When calculating the determinant of a matrix, one commonly used method is the cofactors expansion or Laplace expansion. This involves breaking down the determinant of a larger matrix into terms involving determinants of smaller matrices, making them easier to compute. In more informal terms, each cofactor is essentially the determinant of a smaller matrix that results from eliminating a row and a column from the original matrix.
To compute a determinant, choose a row or column (usually the one with the most zeros for simplicity), and multiply each element by its corresponding cofactor. Then, sum these results to find the determinant.

• Cofactors are obtained by crossing out the row and column of each element.
• Multiply each element by \( (-1)^{i+j} \), where \( i \) and \( j \) are the row and column indices.
• Repeat for all rows or columns to complete the expansion.

Using these steps helps in understanding how each part of the matrix contributes to its overall determinant.

Once the basic structure of a determinant is established, simplification is a crucial next step. This involves algebraically reducing the expression to a simpler form. By examining common terms and applying basic algebraic manipulations, the complexity of calculating a determinant can be significantly reduced.
Start by distributing any scalars and combining like terms, which often appear when working with symmetric matrices.

• Look for common factors across rows or columns to factor them out.
• Utilize symmetric or repeated patterns in the matrix to ease computation.

In our exercise, factors such as \( (s-a)^{2} \) appear multiple times. Therefore, focusing on these factors first when simplifying can help condense the expression more rapidly.

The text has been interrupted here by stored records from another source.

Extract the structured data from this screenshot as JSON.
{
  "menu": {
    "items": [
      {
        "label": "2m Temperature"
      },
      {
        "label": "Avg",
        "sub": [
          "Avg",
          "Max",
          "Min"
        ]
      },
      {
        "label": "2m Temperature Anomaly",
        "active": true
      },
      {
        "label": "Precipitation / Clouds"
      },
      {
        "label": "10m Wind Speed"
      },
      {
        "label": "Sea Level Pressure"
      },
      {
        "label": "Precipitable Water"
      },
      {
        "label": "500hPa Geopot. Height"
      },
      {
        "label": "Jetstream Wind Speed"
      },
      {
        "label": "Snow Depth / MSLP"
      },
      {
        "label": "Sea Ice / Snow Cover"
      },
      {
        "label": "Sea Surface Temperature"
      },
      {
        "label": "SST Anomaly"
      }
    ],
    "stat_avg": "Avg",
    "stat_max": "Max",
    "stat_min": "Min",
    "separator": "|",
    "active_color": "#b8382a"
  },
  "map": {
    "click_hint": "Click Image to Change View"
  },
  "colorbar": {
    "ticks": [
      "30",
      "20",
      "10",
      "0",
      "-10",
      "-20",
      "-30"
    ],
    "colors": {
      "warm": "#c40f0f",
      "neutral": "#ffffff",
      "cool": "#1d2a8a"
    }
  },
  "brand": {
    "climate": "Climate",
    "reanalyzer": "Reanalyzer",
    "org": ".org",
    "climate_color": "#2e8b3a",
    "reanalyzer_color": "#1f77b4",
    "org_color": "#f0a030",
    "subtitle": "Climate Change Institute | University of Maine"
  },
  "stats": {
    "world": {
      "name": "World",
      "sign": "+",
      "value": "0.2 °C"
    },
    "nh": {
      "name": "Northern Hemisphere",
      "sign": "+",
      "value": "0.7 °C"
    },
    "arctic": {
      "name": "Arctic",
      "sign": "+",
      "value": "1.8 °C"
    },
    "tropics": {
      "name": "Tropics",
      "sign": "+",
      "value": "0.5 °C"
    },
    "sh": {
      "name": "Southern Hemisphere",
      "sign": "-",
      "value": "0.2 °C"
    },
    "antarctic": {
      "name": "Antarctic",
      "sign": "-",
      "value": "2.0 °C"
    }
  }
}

Working with determinants, we frequently engage with complex algebraic expressions. These expressions can often be simplified using known algebraic identities and properties. In our exercise, the relationship \( 2s = a + b + c \) provided an essential substitution that allowed further simplification.
Algebra is all about recognizing patterns and applying known formulas to simplify expressions without losing their original meaning.

• Identify convenient substitutions that make certain terms simpler, as seen with \( s-a = b+c \).
• Be on the lookout for possibilities to use identities like \( (x+y)^{2} \) to simplify expansions.

Effective handling of algebraic expressions not only aids in finding the determinant but also ensures calculations remain manageable and less error-prone.

Understanding the fundamental properties of determinants is key to performing efficient and accurate calculations. These properties often lead to simplifications that would be otherwise hard to identify.
Several key properties of determinants include:

• The determinant of a matrix is zero if it has two identical rows or columns.
• Multiplying a row or column by a scalar multiplies the determinant by that same scalar.
• The determinant of a matrix product \( AB \) equals the product of their determinants, \( |A|\|B| \).

Additionally, understanding how permutations and row operations affect determinants can shorten the path to solutions and enhance accuracy. For instance, transposing a matrix does not change its determinant, which can be a handy property when tackling particularly complex matrices.